The three men hit it off, and with that began Jackson Cross Partners — paying tribute to the previous Jackson-Cross with that firm’s partners blessing. Today, the firm has around 30 employees and has added a fourth partner, Catherine Swift Sennett.
In a sense, the three founders complemented each other from a geographical scale: Davisson knew the Delaware office space market, while Morrissey specialized in offices in southeastern Pennsylvania and Battagliese focused on the industrial market in southern New Jersey.
“They’re younger than I am, but they’re so good at what they do, so we’ve covered every turret and region. That’s what made it work,” Davisson said.
Looking back on a career with deals with industry giants like Bank of America, DuPont, AIG and Bloomberg, Davisson said that he approached every day at the office the same: giving it his best shot and being open to the opportunity.
For example, he recently sold a downtown Wilmington building to a buyer from New York. Two properties next door were also available, and Davisson sold him those too.

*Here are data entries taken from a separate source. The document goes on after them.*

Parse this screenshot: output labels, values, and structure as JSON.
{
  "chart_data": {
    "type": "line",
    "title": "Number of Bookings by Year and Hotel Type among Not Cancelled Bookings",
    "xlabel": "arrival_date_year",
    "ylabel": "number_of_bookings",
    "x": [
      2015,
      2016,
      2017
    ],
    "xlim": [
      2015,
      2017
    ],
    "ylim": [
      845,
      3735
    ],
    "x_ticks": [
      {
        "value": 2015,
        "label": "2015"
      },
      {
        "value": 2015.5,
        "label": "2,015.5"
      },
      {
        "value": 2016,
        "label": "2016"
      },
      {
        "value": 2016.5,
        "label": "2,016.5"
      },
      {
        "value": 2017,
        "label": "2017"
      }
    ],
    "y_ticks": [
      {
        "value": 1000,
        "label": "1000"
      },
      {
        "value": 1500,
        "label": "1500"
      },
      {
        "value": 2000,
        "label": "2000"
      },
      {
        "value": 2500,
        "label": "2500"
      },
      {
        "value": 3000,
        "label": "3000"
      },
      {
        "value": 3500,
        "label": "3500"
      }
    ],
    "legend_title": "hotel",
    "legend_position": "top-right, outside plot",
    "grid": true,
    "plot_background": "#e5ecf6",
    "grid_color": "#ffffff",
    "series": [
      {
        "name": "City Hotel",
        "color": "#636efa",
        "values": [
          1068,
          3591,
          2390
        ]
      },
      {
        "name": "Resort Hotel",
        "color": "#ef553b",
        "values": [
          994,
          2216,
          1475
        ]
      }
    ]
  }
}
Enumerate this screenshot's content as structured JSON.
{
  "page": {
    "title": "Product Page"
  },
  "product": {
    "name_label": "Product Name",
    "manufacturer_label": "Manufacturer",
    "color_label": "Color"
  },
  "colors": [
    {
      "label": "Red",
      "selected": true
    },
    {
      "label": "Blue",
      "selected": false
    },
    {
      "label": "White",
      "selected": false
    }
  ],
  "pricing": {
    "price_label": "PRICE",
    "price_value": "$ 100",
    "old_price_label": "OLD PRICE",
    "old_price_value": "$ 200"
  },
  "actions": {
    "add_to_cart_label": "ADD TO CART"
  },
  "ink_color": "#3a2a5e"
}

“You’re always talking to people you know, and you have to show up. That doesn’t mean being at your desk by 9 a.m.” Davisson said. “It means when you’re at your son or daughter’s soccer game on Saturday and someone approaches you, are you ready to give your pitch?”
If he could do it all over again though, Davisson said he would rather start his commercial realty career at age 23, not 43.
“I’m very fortunate in my career. I’m the luckiest guy in the world,” he said.